Young people in the UK are more likely to die prematurely of alcohol and drug related illnesses than those in other developed nations. While life expectancy in Britain has increased and people are living longer, they are doing so with a poor quality of life.
The current generation will suffer more years of disabilities in old age than previous generations. Those aged between 20 and 54 in the UK are also more likely to have spend longer with mental or physical illnesses than adults in other countries, including the USA, Canada and Australia.
The report, published in the Lancet, shows, despite universal health care, increasing health spending, better cancer screening and immunization programmes, the UK is falling behind in reducing early deaths and disease.
The research combined data from 14 EU countries, as well as Australia, Canada and the USA, since 1990. The fact the UK has failed to significantly slow down the premature death rate was described as “startling” by the report authors.

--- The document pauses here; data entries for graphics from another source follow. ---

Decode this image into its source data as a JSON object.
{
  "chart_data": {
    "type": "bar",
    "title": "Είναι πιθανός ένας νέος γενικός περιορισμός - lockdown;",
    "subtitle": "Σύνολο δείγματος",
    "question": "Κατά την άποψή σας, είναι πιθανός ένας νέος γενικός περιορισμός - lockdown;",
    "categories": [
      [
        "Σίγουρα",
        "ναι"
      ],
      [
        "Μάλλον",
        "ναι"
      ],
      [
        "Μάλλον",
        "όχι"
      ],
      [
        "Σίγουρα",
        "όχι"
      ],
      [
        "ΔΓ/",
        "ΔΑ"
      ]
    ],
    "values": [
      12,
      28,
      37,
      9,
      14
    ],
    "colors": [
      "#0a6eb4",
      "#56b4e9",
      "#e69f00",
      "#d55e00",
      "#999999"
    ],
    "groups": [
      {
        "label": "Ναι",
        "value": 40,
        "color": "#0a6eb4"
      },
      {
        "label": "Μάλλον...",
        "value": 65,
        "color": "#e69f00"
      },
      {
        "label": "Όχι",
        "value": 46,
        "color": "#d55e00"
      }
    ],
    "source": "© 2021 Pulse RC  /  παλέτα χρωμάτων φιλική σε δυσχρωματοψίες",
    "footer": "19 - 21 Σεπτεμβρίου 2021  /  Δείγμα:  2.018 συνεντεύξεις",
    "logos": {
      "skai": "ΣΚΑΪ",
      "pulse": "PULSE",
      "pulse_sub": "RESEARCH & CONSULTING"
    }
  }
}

Chris Murray, who led the work at the University of Washington, explained Britain’s poor performance was due to dramatic increases in Alzheimer’s disease and drug and alcohol abuse. There was also a failure to tackle leading killers such as heart disease, strokes and lung diseases, reports Reuters.
Overall, Britain’s leading causes of death have changed little in 20 years. The top five remain heart disease, chronic obstructive pulmonary disease, stroke, lung cancer and lower respiratory infections. Deaths from cirrhosis of the liver, caused by alcohol misuse and/or obesity, rose 65 percent between 1990 and 2010.

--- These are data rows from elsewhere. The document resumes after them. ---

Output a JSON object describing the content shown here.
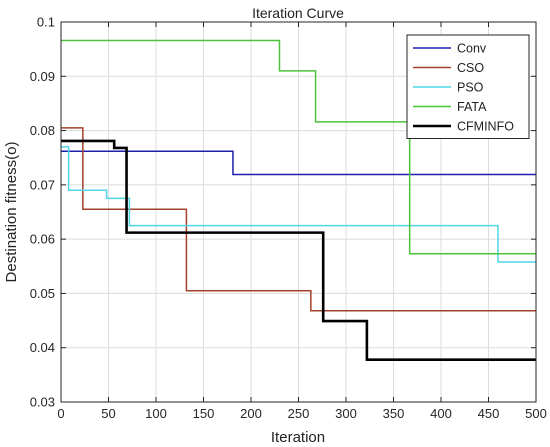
{
  "chart_data": {
    "type": "line",
    "title": "Iteration Curve",
    "xlabel": "Iteration",
    "ylabel": "Destination fitness(o)",
    "xlim": [
      0,
      500
    ],
    "ylim": [
      0.03,
      0.1
    ],
    "xticks": [
      0,
      50,
      100,
      150,
      200,
      250,
      300,
      350,
      400,
      450,
      500
    ],
    "yticks": [
      0.03,
      0.04,
      0.05,
      0.06,
      0.07,
      0.08,
      0.09,
      0.1
    ],
    "ytick_labels": [
      "0.03",
      "0.04",
      "0.05",
      "0.06",
      "0.07",
      "0.08",
      "0.09",
      "0.1"
    ],
    "grid": true,
    "legend_position": "top-right",
    "step": true,
    "series": [
      {
        "name": "Conv",
        "color": "#1f1fb0",
        "points": [
          [
            0,
            0.0762
          ],
          [
            181,
            0.0762
          ],
          [
            181,
            0.0719
          ],
          [
            500,
            0.0719
          ]
        ]
      },
      {
        "name": "CSO",
        "color": "#a5402a",
        "points": [
          [
            0,
            0.0805
          ],
          [
            18,
            0.0805
          ],
          [
            18,
            0.0805
          ],
          [
            23,
            0.0805
          ],
          [
            23,
            0.0655
          ],
          [
            132,
            0.0655
          ],
          [
            132,
            0.0505
          ],
          [
            263,
            0.0505
          ],
          [
            263,
            0.0468
          ],
          [
            500,
            0.0468
          ]
        ]
      },
      {
        "name": "PSO",
        "color": "#4fd6e6",
        "points": [
          [
            0,
            0.077
          ],
          [
            8,
            0.077
          ],
          [
            8,
            0.069
          ],
          [
            48,
            0.069
          ],
          [
            48,
            0.0675
          ],
          [
            72,
            0.0675
          ],
          [
            72,
            0.0625
          ],
          [
            460,
            0.0625
          ],
          [
            460,
            0.0558
          ],
          [
            500,
            0.0558
          ]
        ]
      },
      {
        "name": "FATA",
        "color": "#4cc23a",
        "points": [
          [
            0,
            0.0966
          ],
          [
            230,
            0.0966
          ],
          [
            230,
            0.091
          ],
          [
            268,
            0.091
          ],
          [
            268,
            0.0816
          ],
          [
            367,
            0.0816
          ],
          [
            367,
            0.0573
          ],
          [
            500,
            0.0573
          ]
        ]
      },
      {
        "name": "CFMINFO",
        "color": "#000000",
        "points": [
          [
            0,
            0.0781
          ],
          [
            56,
            0.0781
          ],
          [
            56,
            0.0768
          ],
          [
            69,
            0.0768
          ],
          [
            69,
            0.0612
          ],
          [
            276,
            0.0612
          ],
          [
            276,
            0.0449
          ],
          [
            322,
            0.0449
          ],
          [
            322,
            0.0378
          ],
          [
            500,
            0.0378
          ]
        ]
      }
    ]
  }
}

On a more positive note, the UK had on average, fewer premature deaths from road accidents, diabetes, liver cancer and chronic kidney disease than other countries.
Commenting on the findings to Reuters, Edmund Jessop from the UK Faculty of Public Health in London said there was “plenty of room for bold action by politicians”.
He said ministers should introduce tighter health policies such as plain packaging for cigarettes, a minimum price for alcohol, a ban on trans fats, improved control of hypertension and a greater focus on psychiatric disorders.
“Alternatively, the U.K. can continue to languish at the bottom of European league tables,” he finished.